In the grand jury testimony released to the public Monday, both prosecutors and grand jurors seemed to push the idea that highly concentrated pot made Brown more likely to be aggressive — even when an unnamed medical expert insisted that it's unlikely pot could make Brown attack Wilson.

"The amount of marijuana he has could cause abnormal behavior, but usually doesn't," the unnamed expert said on November 13. "Ninety-nine out of 100 people taking marijuana aren't going to get in a fight with a police officer over it in my experience."

Immediately after, a prosecutor questioned the expert's credentials: "Can I just clarify something here, doctor? Your credentials are as a forensic pathologist, although you have a working understanding of toxicology, you are not a toxicologist, correct?" A grand juror joined in, suggesting the expert had no way of confirming that his statements are true.

But there's actually no reason to believe, based on the available research and the scientific understanding of pot, that marijuana would actually make someone more violent.

The use of Brown's toxicology report to suggest that he was somehow violent at the time of his death is something we've seen before. When Trayvon Martin's toxicology report indicated he had marijuana in his system, detractors used the information to suggest the late teen, who was unarmed when he was shot and killed in 2012 by George Zimmerman, was a lawbreaker and aggressive at the time of his death. But marijuana has never been definitively linked to more aggression or violence.

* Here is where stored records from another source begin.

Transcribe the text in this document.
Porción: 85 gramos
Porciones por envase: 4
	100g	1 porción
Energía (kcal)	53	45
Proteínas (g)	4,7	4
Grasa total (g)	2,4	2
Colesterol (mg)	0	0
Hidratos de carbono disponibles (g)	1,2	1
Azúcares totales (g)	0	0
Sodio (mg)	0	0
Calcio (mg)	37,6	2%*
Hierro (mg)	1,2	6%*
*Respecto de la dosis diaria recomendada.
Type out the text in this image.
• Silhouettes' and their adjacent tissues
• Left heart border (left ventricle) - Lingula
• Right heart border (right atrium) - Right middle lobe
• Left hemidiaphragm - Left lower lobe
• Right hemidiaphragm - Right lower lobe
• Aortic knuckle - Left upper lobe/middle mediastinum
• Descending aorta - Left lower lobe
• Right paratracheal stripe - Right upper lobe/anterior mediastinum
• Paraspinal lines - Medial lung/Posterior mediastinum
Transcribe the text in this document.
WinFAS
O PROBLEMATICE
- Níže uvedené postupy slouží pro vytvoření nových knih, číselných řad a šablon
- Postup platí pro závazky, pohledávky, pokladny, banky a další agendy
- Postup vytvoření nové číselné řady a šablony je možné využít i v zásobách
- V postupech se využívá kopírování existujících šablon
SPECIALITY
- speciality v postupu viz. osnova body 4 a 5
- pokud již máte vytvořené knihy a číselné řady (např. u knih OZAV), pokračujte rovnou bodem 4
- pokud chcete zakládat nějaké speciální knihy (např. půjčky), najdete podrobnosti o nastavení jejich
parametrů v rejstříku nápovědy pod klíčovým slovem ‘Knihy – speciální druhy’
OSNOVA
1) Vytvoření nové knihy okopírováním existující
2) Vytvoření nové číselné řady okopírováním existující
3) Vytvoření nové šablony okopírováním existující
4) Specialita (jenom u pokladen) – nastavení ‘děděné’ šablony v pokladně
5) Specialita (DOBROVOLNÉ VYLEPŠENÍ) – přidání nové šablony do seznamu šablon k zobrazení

While some research suggests marijuana users are more likely to be aggressive, multiple studies have found the connection between marijuana use and aggression fades away when controlling for other variables such as alcohol and hard drug use. Marijuana use, in other words, doesn't appear to lead to more violence, and higher pot use doesn't even correlate with more violence if other factors are taken into account.

A recent study on the topic, from researchers at the University of Tennessee in Knoxville, found that there's no connection between domestic abuse and marijuana. The Knoxville researchers acknowledged that the issue needs more study, especially given the conflicting findings in previous studies. But the study shows that a link between pot and aggression is, at the very least, nowhere close to established.

Similarly, another recent study from researchers at the University of Buffalo found marijuana users are actually less likely to report domestic violence — even after controlling for factors like demographic variables, behavioral problems, and alcohol use. That doesn't prove a causal link between marijuana use and reduced violence, but it certainly goes against the notion that marijuana would make someone more violent.

This makes sense to anyone with even a vague notion of marijuana's effects. Pot is most popularly known as a sedative that relaxes users. One of the prominent arguments against its use, in fact, is that it makes users so sedated that they're lazy and, as a result, unproductive.